Future research could focus on the necessity for the current 1000 mg OD fasted dose. In a small bio-equivalence PK cross-over study including 12 patients, PK between 500 mg OD fed vs. 1000 mg OD fasted was not bioequivalent in the 90% confidence interval following FDA guidelines, although it fell within the set thresholds [21]. In contrast, another study showed non-inferiority for 250 mg OD fed vs. 1000 mg OD fasted for PSA response after 12 weeks [22, 23]. However, this study did find pharmacokinetic inferiority between the groups, although neither groups had exposure ≥8.4 ng/mL [22,23,24]. Additional studies could further elucidate the effect of a lower abiraterone dose combined with food on exposure and efficacy. Although this research might be less relevant for some countries as abiraterone has gone out of patent [25], it could still be useful in countries with high medical costs or low abiraterone availability.

This study is the first to evaluate TDM of abiraterone in means of feasibility, influence on exposure, adverse events and efficacy.

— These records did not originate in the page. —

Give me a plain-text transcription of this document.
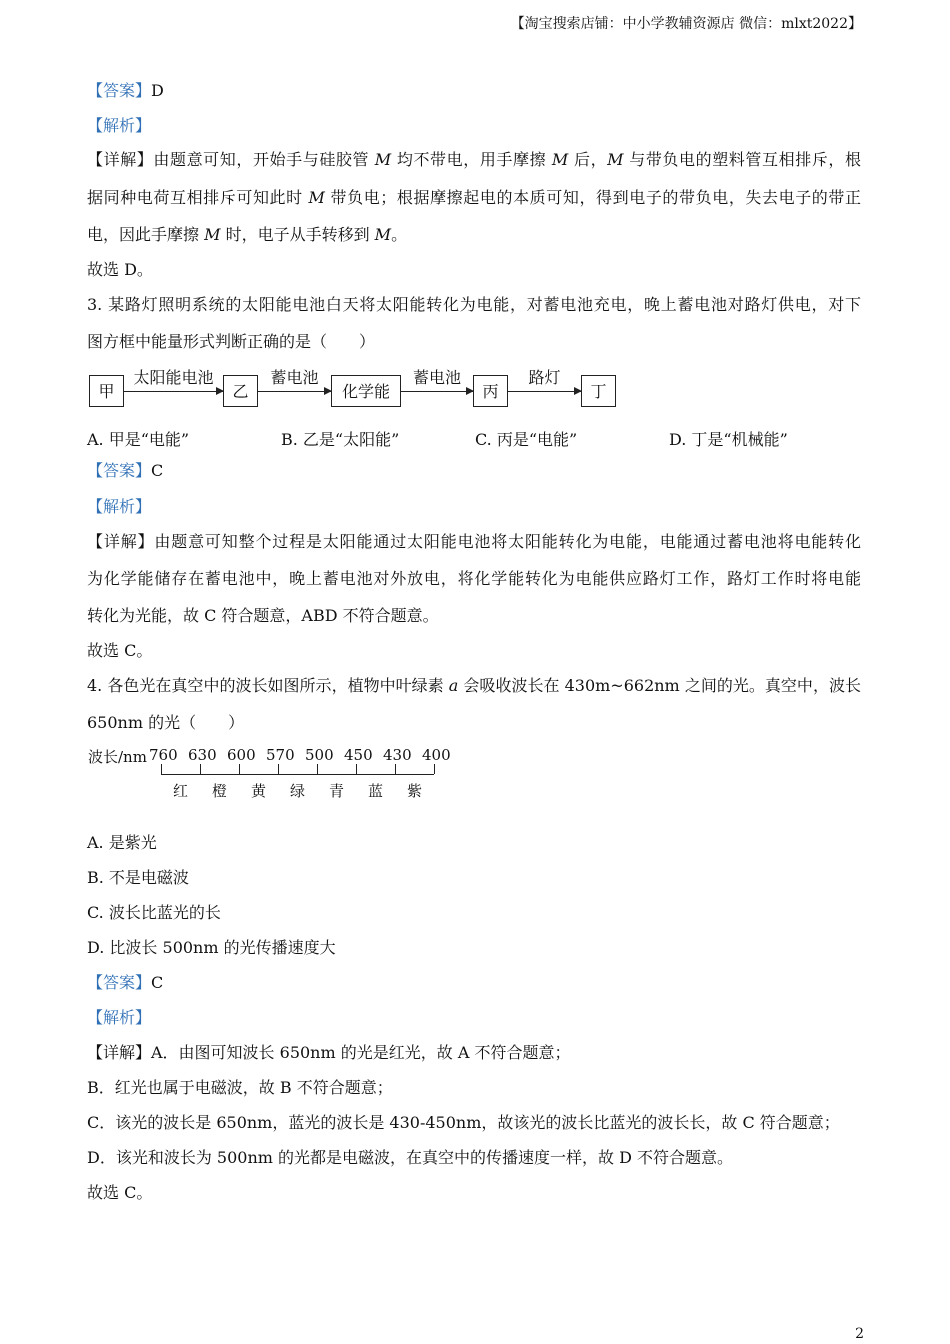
【淘宝搜索店铺：中小学教辅资源店 微信：mlxt2022】
【答案】D
【解析】
【详解】由题意可知，开始手与硅胶管 M 均不带电，用手摩擦 M 后，M 与带负电的塑料管互相排斥，根
据同种电荷互相排斥可知此时 M 带负电；根据摩擦起电的本质可知，得到电子的带负电，失去电子的带正
电，因此手摩擦 M 时，电子从手转移到 M。
故选 D。
3. 某路灯照明系统的太阳能电池白天将太阳能转化为电能，对蓄电池充电，晚上蓄电池对路灯供电，对下
图方框中能量形式判断正确的是（　　）
【答案】C
【解析】
【详解】由题意可知整个过程是太阳能通过太阳能电池将太阳能转化为电能，电能通过蓄电池将电能转化
为化学能储存在蓄电池中，晚上蓄电池对外放电，将化学能转化为电能供应路灯工作，路灯工作时将电能
转化为光能，故 C 符合题意，ABD 不符合题意。
故选 C。
4. 各色光在真空中的波长如图所示，植物中叶绿素 a 会吸收波长在 430m~662nm 之间的光。真空中，波长
650nm 的光（　　）
A. 是紫光
B. 不是电磁波
C. 波长比蓝光的长
D. 比波长 500nm 的光传播速度大
【答案】C
【解析】
【详解】A．由图可知波长 650nm 的光是红光，故 A 不符合题意；
B．红光也属于电磁波，故 B 不符合题意；
C．该光的波长是 650nm，蓝光的波长是 430-450nm，故该光的波长比蓝光的波长长，故 C 符合题意；
D．该光和波长为 500nm 的光都是电磁波，在真空中的传播速度一样，故 D 不符合题意。
故选 C。
甲	乙	化学能	丙	丁
太阳能电池	蓄电池	蓄电池	路灯
A. 甲是“电能”	B. 乙是“太阳能”	C. 丙是“电能”	D. 丁是“机械能”
波长/nm 760 630 600 570 500 450 430 400
红 橙 黄 绿 青 蓝 紫
2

A limitation of the study is that we have no results on time to PSA progression, PFS and overall survival. Furthermore, the lack of a comparing non-TDM cohort limits the positive evidence of the influence of TDM on ToT and PSArr. A strength of this study is the good representation of clinical practice, following clinical decisions in the real world, with inclusion of all mCRPC patients treated with abiraterone.

Conclusions

PK-guided interventions following TDM in mCRPC patients using abiraterone were feasible to execute and did not lead to additional adverse events. These interventions resulted in adequate PK levels of abiraterone in the majority of patients with initially low PK levels. While historically, patients with low exposure had significantly lower survival rates, we found that patients with initially low exposure who received successful interventions had comparable time on treatment and PSA response rates as those with adequate exposure levels, suggesting that our interventions played a crucial role in bridging this gap. As these interventions are effective, safe, simple and low cost, TDM should be implemented in routine clinical practice to enhance abiraterone exposure en therapy treatment outcomes for mCRPC patients.